Tragedy struck on March 17, 1944, when the veteran actor hit two pedestrians, (killing one and severally injuring another) while driving his car on Hollywood Boulevard, near Sycamore Street. There was no evidence of drug or alcohol use and it appeared to be just a tragic accident but an overzealous Los Angeles District Attorney’s office still filed a complaint, charging Fitzgerald with vehicular manslaughter. The actor was arrested, booked and a trial date was set for January 9, 1945. At this hearing, Superior Court Judge William McKay dismissed the charges against Fitzgerald for lack of evidence.
Two short months later on March 15, 1945 at the annual Academy Awards ceremony, Fitzgerald was on top of the world when he became the first actor to be nominated for a best lead and supporting actor award for the same movie, Going My Way (1944). He lost the lead actor Oscar to his co-star Bing Crosby but took home the best supporting actor statuette. The following year the Academy board of directors changed the rules, not allowing an actor or actress to be nominated for the same role in two different acting categories in the same movie.
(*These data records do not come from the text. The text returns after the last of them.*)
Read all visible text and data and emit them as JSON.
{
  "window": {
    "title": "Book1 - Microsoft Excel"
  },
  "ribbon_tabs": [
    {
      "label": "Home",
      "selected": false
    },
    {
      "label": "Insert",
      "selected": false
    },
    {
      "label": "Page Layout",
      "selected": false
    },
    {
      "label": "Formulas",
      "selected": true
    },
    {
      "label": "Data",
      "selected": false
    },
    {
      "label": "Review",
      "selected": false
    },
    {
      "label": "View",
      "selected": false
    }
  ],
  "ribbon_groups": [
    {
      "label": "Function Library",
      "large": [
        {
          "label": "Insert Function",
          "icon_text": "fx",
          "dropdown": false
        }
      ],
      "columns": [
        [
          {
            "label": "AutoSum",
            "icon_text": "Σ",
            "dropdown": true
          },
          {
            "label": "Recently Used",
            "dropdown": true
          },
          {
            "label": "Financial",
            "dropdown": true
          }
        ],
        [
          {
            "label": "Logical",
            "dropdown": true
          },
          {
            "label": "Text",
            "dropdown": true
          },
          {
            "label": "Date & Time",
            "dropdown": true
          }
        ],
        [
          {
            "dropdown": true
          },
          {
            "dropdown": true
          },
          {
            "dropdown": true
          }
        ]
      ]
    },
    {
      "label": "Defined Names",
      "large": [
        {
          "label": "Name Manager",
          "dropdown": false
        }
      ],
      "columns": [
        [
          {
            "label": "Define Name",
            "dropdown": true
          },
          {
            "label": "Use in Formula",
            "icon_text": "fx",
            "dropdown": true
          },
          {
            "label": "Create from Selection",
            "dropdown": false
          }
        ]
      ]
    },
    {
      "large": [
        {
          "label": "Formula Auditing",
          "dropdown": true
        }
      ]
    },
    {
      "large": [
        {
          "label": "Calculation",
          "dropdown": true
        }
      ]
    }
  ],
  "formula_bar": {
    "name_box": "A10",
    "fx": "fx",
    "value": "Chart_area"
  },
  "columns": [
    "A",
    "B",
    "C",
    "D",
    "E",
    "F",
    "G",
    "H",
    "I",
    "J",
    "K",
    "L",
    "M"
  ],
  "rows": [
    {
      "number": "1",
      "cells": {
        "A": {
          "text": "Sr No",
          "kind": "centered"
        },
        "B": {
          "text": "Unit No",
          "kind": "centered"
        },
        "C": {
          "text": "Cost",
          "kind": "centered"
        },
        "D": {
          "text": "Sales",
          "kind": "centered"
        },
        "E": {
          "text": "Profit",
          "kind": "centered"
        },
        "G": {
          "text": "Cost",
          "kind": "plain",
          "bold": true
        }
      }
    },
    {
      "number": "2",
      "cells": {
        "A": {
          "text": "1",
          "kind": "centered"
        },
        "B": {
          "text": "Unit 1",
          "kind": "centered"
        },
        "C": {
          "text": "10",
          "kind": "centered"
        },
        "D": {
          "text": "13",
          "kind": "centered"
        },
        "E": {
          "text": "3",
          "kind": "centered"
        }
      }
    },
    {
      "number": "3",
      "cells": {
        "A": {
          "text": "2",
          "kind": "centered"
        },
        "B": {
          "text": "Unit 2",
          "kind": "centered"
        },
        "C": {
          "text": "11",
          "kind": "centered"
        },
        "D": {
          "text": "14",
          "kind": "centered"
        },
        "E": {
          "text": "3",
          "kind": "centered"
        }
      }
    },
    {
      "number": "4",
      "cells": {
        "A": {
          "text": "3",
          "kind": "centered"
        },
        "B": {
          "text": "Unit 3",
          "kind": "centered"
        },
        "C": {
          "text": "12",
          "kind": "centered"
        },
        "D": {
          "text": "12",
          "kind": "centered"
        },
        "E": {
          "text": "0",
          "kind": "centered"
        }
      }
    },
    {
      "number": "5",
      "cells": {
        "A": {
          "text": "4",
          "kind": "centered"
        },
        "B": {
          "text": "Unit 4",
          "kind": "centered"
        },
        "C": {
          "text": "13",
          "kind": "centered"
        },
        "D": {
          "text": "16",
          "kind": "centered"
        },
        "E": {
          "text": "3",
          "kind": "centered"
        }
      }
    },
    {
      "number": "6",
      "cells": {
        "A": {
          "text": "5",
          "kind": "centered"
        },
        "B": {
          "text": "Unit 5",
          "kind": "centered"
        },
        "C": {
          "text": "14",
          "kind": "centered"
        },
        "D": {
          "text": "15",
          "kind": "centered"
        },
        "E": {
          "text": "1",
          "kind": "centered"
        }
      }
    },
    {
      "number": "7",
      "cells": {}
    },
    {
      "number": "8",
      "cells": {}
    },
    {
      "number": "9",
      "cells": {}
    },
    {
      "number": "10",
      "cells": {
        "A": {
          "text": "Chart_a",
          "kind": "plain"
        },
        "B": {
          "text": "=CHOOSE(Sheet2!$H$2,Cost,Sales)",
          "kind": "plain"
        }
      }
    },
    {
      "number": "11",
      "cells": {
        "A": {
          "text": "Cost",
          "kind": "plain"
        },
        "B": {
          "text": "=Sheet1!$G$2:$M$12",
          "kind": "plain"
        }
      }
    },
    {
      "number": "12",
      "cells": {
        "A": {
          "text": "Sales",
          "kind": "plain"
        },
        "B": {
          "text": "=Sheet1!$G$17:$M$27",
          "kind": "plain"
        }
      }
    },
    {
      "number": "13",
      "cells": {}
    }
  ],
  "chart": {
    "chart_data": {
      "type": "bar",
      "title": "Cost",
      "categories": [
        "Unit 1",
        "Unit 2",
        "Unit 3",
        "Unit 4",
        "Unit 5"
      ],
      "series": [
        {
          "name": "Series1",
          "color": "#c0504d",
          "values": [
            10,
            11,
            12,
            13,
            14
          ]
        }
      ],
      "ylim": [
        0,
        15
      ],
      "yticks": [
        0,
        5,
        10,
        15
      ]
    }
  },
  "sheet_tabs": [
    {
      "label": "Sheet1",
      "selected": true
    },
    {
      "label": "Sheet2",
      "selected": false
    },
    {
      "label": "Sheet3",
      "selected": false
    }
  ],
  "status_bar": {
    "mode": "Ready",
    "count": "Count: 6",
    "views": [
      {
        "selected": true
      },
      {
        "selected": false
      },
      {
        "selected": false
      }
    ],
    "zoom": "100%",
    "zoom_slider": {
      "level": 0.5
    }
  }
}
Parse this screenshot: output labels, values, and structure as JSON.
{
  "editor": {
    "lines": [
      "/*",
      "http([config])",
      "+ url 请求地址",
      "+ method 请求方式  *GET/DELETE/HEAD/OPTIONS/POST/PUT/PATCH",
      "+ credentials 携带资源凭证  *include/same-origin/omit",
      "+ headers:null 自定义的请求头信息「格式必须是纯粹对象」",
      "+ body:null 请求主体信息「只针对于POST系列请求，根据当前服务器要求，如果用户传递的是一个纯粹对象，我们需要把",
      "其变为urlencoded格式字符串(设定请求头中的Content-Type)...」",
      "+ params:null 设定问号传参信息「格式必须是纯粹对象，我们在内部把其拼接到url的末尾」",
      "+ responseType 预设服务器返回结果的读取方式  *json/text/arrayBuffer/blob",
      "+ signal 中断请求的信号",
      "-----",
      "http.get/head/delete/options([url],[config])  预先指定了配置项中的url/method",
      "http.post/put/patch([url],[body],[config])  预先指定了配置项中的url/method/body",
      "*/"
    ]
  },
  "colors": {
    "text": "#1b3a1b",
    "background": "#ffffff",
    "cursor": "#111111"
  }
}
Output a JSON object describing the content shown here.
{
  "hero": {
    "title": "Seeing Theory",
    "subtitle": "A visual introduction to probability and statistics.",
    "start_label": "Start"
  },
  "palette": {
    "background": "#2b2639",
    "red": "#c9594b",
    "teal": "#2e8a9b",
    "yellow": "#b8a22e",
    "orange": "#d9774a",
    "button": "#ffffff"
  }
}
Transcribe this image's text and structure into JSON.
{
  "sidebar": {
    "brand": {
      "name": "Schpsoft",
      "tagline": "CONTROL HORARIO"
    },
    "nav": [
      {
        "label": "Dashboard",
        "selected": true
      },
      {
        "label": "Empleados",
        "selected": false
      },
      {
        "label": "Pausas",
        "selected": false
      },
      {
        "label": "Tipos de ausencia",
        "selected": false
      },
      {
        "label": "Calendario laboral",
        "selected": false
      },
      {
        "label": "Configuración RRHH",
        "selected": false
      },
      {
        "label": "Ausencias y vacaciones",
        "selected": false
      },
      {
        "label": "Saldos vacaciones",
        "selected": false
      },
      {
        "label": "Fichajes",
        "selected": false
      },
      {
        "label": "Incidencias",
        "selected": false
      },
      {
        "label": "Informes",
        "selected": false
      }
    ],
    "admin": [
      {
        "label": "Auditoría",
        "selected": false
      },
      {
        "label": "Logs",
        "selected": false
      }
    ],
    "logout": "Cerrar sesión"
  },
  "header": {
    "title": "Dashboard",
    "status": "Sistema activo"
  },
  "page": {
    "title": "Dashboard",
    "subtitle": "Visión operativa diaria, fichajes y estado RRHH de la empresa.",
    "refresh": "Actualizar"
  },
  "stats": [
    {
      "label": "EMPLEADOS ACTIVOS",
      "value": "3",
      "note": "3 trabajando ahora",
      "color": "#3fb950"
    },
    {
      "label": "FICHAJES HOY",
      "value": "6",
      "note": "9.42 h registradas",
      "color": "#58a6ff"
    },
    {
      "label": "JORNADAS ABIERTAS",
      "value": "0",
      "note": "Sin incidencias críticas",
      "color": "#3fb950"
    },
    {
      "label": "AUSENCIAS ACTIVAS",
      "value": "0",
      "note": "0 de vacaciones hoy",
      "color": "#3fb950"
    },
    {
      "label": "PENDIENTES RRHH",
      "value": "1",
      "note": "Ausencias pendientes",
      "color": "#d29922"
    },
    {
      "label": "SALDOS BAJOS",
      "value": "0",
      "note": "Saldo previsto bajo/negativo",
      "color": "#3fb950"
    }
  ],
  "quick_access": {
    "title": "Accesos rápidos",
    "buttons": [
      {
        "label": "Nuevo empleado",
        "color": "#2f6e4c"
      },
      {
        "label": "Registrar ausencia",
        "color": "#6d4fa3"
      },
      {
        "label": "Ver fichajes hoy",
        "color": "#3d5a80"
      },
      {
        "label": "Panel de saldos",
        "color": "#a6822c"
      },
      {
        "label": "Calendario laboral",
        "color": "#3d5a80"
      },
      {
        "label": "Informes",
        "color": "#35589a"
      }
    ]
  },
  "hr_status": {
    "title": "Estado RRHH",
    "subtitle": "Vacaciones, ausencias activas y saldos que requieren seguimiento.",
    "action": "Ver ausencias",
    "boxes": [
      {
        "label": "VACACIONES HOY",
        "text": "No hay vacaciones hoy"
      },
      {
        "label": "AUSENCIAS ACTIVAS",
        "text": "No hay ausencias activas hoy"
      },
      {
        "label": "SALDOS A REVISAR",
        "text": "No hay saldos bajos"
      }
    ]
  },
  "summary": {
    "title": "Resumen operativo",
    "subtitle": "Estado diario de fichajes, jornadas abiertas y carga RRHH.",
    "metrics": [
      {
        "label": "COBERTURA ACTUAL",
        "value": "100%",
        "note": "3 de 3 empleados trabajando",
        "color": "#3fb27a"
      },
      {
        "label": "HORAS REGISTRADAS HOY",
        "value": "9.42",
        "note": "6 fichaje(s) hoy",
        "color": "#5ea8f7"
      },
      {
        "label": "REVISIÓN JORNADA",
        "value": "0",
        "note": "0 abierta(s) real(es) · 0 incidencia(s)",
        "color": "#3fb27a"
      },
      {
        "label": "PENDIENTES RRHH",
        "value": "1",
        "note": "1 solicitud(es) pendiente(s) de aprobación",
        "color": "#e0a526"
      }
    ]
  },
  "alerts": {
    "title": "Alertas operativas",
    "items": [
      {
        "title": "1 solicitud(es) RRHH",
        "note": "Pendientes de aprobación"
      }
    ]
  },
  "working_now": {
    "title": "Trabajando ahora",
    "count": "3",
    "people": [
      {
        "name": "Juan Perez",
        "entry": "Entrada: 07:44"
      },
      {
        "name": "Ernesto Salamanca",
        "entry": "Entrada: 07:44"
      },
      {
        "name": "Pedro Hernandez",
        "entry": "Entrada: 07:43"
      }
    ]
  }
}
In October of 1959, Fitzgerald underwent a brain operation for an undisclosed illness; this left him incapacitated and unable to care for himself. The last two years of his life were spent in a Dublin area nursing home and he died on January 14, 1961 at Dublin’s St. Patrick’s Hospital from a heart attack at age seventy-two. His funeral was held in Dublin at St. Patrick’s Protestant Church of Ireland; in attendance were numerous personalities of the stage and government. He is buried at Deansgrange Cemetery in Dublin, Ireland and his tombstone epitaph is inscribed with his given name of William J. Shields.